Vermont’s Harvard Alumni Club Backs Fossil Fuel Divestment

We just got this great news in our inbox here at 350.org: the Harvard Radcliffe Club of Vermont, the alumni organization for the state, has officially backed fossil fuel divestment. They’re the first Harvard alumni club to support the cause, although we’re hoping that many more will follow.

If you’re a alumnus of a college or university, you can play a powerful role in helping your alma mater go fossil free. Now is a great time to get in touch with some fellow classmates, discuss fossil fuel divestment, and send a letter or two to your institution asking them to join the cause. After all, they’re probably asking you for your money — you have every right to ask them what they’re doing with theirs!

Here’s a press release from the club in Vermont:

HARVARD RADCLIFFE CLUB OF VERMONT BECOMES FIRST
HARVARD ALUMNI CLUB TO BACK FOSSIL FUEL DIVESTMENT

The Harvard Radcliffe Club of Vermont (HRVT) has a special holiday wish for Harvard University: divest now from fossil fuel companies. The Vermont group is the first Harvard alumni club to call for divestment.

Seventy-six percent of members who participated in a survey by the Harvard Radcliffe Club of Vermont backed divestment. The Vermont alumni are endorsing the campaign led by Divest Harvard (divestharvard.com), a coalition of students, faculty, staff and alumni. Members of the Harvard Radcliffe Club of Vermont are calling upon Harvard to “immediately freeze any new investments in fossil fuel companies; immediately divest direct holdings (currently $79.5 million) from the top 200 publicly traded fossil fuel companies; divest indirect holdings in the top 200 fossil fuel companies within five years and reinvest in socially responsible funds.”

“Harvard scientists have been leaders in warning about the threat of climate change.

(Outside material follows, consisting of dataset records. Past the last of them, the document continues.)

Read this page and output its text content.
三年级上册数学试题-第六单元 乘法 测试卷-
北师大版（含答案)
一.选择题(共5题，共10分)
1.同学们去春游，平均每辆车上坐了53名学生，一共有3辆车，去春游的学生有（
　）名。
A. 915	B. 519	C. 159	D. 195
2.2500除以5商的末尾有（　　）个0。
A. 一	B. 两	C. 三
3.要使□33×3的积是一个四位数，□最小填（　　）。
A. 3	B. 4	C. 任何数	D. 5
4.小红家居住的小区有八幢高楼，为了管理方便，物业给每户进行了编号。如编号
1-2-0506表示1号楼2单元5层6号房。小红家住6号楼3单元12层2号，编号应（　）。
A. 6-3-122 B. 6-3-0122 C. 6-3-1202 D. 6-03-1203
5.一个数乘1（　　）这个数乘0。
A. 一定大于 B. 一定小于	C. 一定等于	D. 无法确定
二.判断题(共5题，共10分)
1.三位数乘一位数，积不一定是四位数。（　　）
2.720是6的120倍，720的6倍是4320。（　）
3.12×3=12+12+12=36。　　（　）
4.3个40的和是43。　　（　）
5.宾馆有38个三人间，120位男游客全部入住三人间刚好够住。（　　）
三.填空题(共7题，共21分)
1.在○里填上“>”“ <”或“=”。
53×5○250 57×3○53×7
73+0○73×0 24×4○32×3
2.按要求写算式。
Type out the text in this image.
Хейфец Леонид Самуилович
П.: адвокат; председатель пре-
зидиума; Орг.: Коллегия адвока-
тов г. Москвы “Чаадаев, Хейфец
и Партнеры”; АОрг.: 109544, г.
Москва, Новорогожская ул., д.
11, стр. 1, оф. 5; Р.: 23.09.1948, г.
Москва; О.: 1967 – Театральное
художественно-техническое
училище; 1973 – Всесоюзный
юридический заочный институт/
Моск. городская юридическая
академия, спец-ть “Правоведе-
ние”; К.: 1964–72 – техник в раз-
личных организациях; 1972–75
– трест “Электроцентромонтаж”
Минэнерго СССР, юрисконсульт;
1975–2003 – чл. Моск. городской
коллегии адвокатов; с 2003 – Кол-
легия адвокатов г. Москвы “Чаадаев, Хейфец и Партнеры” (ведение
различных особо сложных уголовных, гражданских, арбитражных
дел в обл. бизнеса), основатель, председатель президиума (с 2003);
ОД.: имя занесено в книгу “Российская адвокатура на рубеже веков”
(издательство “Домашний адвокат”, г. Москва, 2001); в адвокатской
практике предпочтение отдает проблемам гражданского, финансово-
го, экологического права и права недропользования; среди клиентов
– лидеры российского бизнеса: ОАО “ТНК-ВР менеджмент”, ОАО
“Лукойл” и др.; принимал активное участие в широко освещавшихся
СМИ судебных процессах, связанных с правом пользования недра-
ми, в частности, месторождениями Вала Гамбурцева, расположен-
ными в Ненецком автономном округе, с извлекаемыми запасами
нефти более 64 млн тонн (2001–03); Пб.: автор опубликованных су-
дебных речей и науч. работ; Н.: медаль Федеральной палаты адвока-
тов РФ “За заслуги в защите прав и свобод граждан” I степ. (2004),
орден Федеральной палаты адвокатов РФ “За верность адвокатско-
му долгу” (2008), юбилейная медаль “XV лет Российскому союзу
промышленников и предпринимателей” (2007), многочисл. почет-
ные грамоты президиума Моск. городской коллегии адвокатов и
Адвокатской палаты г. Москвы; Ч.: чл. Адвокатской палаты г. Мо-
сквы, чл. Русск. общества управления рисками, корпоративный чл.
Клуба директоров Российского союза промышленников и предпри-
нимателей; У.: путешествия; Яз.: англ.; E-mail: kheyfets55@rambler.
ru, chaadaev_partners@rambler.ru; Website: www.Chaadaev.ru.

It’s time for Harvard to listen to its own experts and to redirect its investments toward companies that promote a sustainable environment and away from companies that are hastening climate change and sea level rise—which is an existential threat to Harvard, since much of its campus lies near sea level,” said Al Boright, Harvard Class of 1968, who is president of the Harvard Radcliffe Club of Vermont. The club, which currently has 276 members, includes Vermont residents who have been students at Harvard, Radcliffe (Harvard’s former sister school), and Harvard graduate schools.

The survey by the Harvard Radcliffe Club of Vermont follows a series of information sessions that the group has held on the issues of climate change, sea level rise at Harvard, and divestment. Meetings have included discussions with Harvard alumni Bill McKibben, a Vermont resident and co-founder of 350.org, and Jonathan Lash, Vermont’s former Secretary of Natural Resources who is now president of Hampshire College, which endorses divestment.

Divest Harvard is one of over 400 campaigns at universities across the nation to call for divestment from fossil fuel companies. Over 200 Harvard faculty members have also called upon the university to divest.

“As Harvard alumni, we urge our alma mater to take a leadership role in addressing the greatest crisis of our time,” says HRVT board member Don Hooper, Harvard Class of 1968, and Vermont’s former Secretary of State. “Just as Harvard partially divested from apartheid South Africa a generation ago, Vermont alumni have made it clear that divesting from fossil fuel companies is today’s urgent moral and financial imperative.”